Similarly, Fig. 2 shows the patient history of MS1, who had three events as constructed by four tweets in D(MS1). MS1 had an asthma attack 2,102 days before the diagnosis, and experienced anxiety and received a drug for it 375 days before the diagnosis.
This experiment showed the potential of Twitter data as a source of patient-centric knowledge, by extracting tweets related to health conditions and constructing a patient history from each user’s timeline. However, we found that the typical method of scientific data extraction did not work well for mining tweets. As shown in Table 1, we obtained a very small number of tweets related to health conditions. To address this limitation, the development of a dictionary for the healthcare domain specialized for social media data is vitally necessary to leverage and better understand the scientific value of data from social media for rare and intractable diseases.


Conflicts of Interest

No potential conflict of interest relevant to this article was reported.

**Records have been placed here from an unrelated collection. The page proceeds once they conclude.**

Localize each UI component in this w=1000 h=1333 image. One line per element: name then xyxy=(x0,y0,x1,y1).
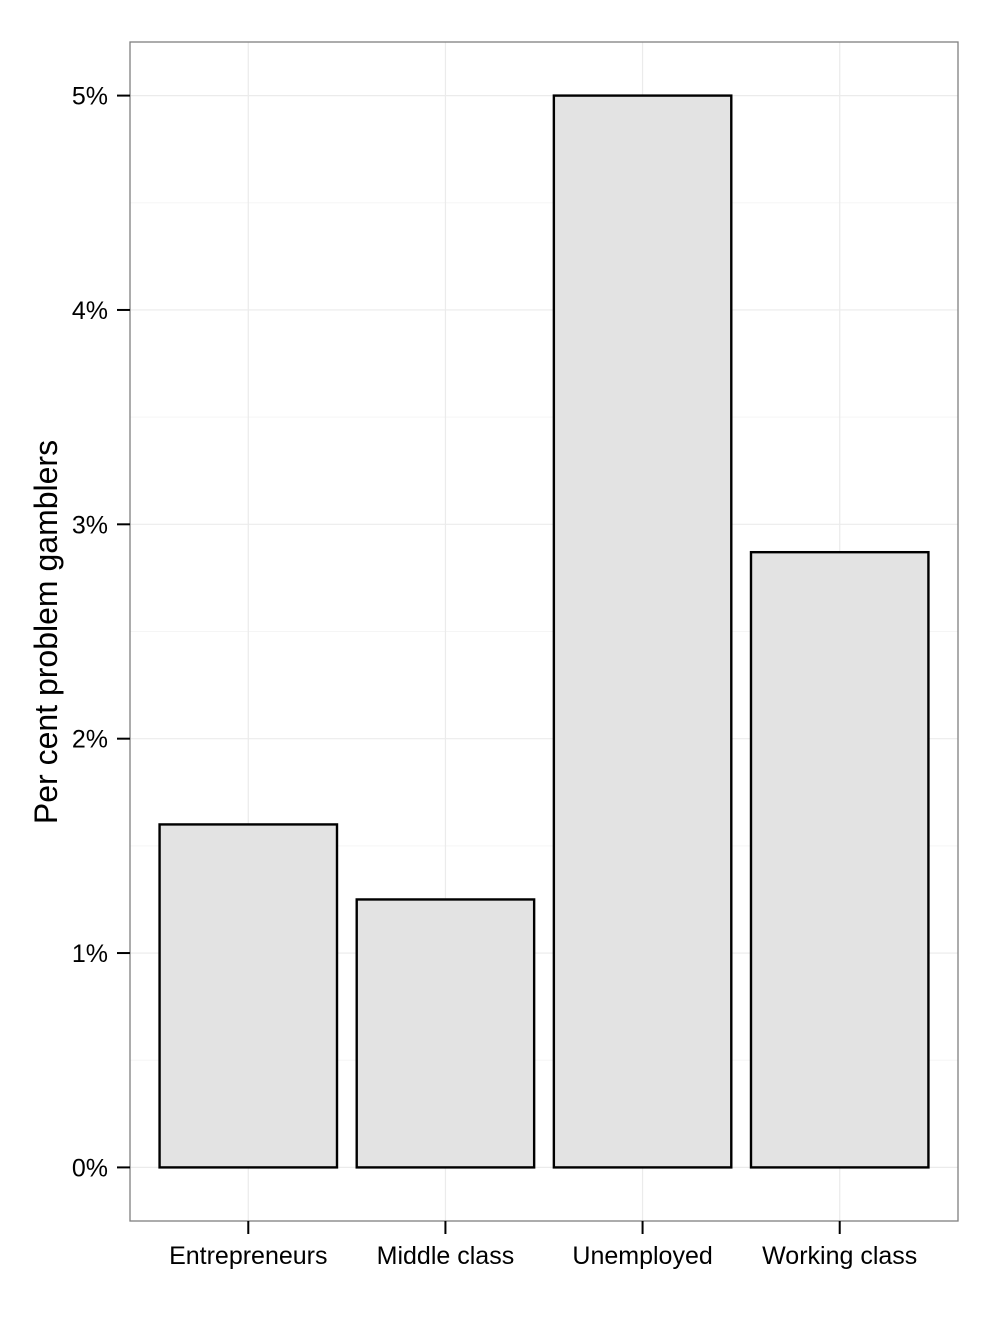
plot-panel-border xyxy=(129,41,959,1222)
bar-working-class xyxy=(749,550,930,1169)
x-tick-label: Middle class xyxy=(377,1242,515,1270)
bar-unemployed xyxy=(552,94,733,1169)
bar-middle-class xyxy=(355,898,536,1169)
y-axis: 0% 1% 2% 3% 4% 5% xyxy=(72,83,130,1182)
y-tick-label: 5% xyxy=(72,83,108,111)
y-tick-label: 0% xyxy=(72,1154,108,1182)
x-tick-label: Working class xyxy=(762,1242,917,1270)
y-tick-label: 1% xyxy=(72,940,108,968)
y-tick-label: 3% xyxy=(72,511,108,539)
bars xyxy=(158,94,930,1169)
bar-entrepreneurs xyxy=(158,823,339,1169)
y-axis-title: Per cent problem gamblers xyxy=(28,440,64,824)
x-axis: Entrepreneurs Middle class Unemployed Worki… xyxy=(169,1221,917,1270)
y-tick-label: 4% xyxy=(72,297,108,325)
y-tick-label: 2% xyxy=(72,726,108,754)
x-tick-label: Entrepreneurs xyxy=(169,1242,327,1270)
x-tick-label: Unemployed xyxy=(572,1242,712,1270)
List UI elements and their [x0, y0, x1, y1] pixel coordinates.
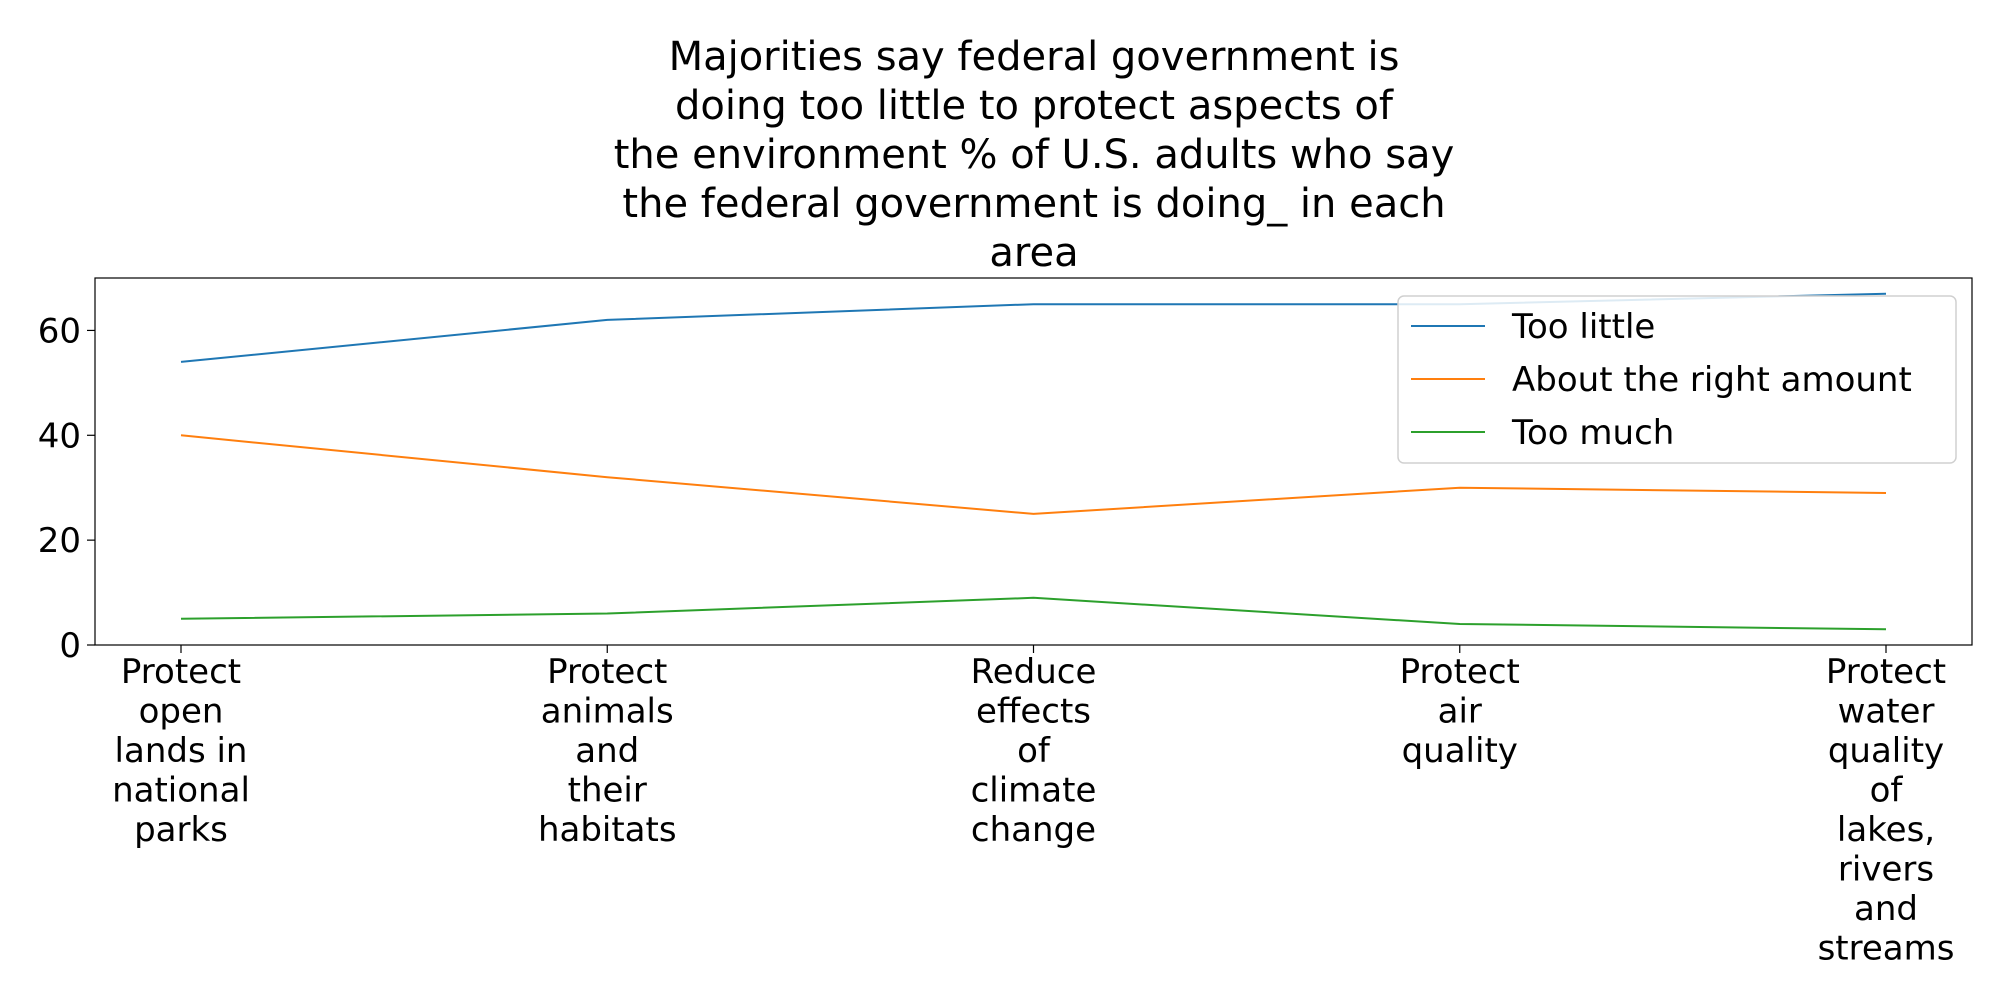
y-tick-label: 60 [38, 311, 81, 351]
chart-title: Majorities say federal government isdoin… [614, 34, 1455, 276]
legend-label: Too little [1511, 307, 1655, 347]
chart-title-line: area [989, 230, 1078, 276]
series-line-2 [180, 434, 1887, 515]
y-tick-label: 40 [38, 416, 81, 456]
legend-box [1397, 295, 1957, 464]
y-tick-label: 0 [59, 626, 81, 666]
chart-title-line: the federal government is doing_ in each [622, 181, 1445, 227]
y-tick-label: 20 [38, 521, 81, 561]
x-tick-label-line: lands in [115, 731, 248, 771]
x-tick-label-line: animals [541, 692, 674, 732]
chart-title-line: Majorities say federal government is [669, 34, 1400, 80]
x-tick-label-line: lakes, [1837, 810, 1935, 850]
x-tick-label-line: Protect [1826, 652, 1946, 692]
x-tick-label: Protectwaterqualityoflakes,riversandstre… [1818, 652, 1955, 969]
x-tick-label-line: national [112, 771, 250, 811]
chart-title-line: doing too little to protect aspects of [675, 83, 1394, 129]
x-tick-label-line: climate [971, 771, 1097, 811]
series-line-3 [180, 596, 1887, 631]
x-tick-label-line: Protect [1400, 652, 1520, 692]
x-tick-label-line: and [1854, 889, 1918, 929]
x-tick-label-line: change [971, 810, 1096, 850]
x-tick-label-line: quality [1828, 731, 1944, 771]
x-tick-label-line: water [1838, 692, 1935, 732]
x-tick-label-line: and [575, 731, 639, 771]
x-tick-label-line: of [1017, 731, 1051, 771]
legend-label: About the right amount [1512, 360, 1912, 400]
x-tick-label-line: rivers [1838, 850, 1934, 890]
x-tick-label-line: of [1870, 771, 1904, 811]
chart-title-line: the environment % of U.S. adults who say [614, 132, 1455, 178]
x-tick-label-line: their [568, 771, 647, 811]
legend-label: Too much [1511, 413, 1674, 453]
x-tick-label-line: air [1438, 692, 1482, 732]
x-tick-label-line: habitats [538, 810, 677, 850]
x-tick-label-line: Reduce [971, 652, 1097, 692]
x-tick-label-line: effects [976, 692, 1091, 732]
x-tick-label-line: streams [1818, 929, 1955, 969]
x-tick-label-line: parks [134, 810, 228, 850]
x-tick-label-line: Protect [121, 652, 241, 692]
legend: Too little About the right amount Too much [1397, 295, 1957, 464]
x-tick-label-line: open [139, 692, 224, 732]
x-tick-label-line: Protect [547, 652, 667, 692]
x-tick-label-line: quality [1402, 731, 1518, 771]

The authors would like to express their gratitude to the participants of BLAH6, especially to members of Social Media Mining Group for their valuable comments. This work was supported by the National Bioscience Database Center (NBDC) of the Japan Science and Technology Agency (JST).

Fig. 1.
Patient history with four events constructed by five tweets in D(ALS1). ALS1, amyotrophic lateral sclerosis 1.
Fig. 2.
Patient history with three events constructed by four tweets in D(MS1). MS, multiple sclerosis.
Table 1.
Summary of the eight users analyzed in this experiment
User #Tweets #H #M
ALS1 2135 2 3
ALS2 1295 0 0
ALS3 213 1 1
ALS4 182 7 5
MS1 777 3 1
MS2 348 1 0
MS3 572 0 2
MS4 566 2 1
Total 6088 16 13

#Tweets, #H, and #M show the total numbers of tweets, the number of tweets in H, and the number of tweets in M, respectively.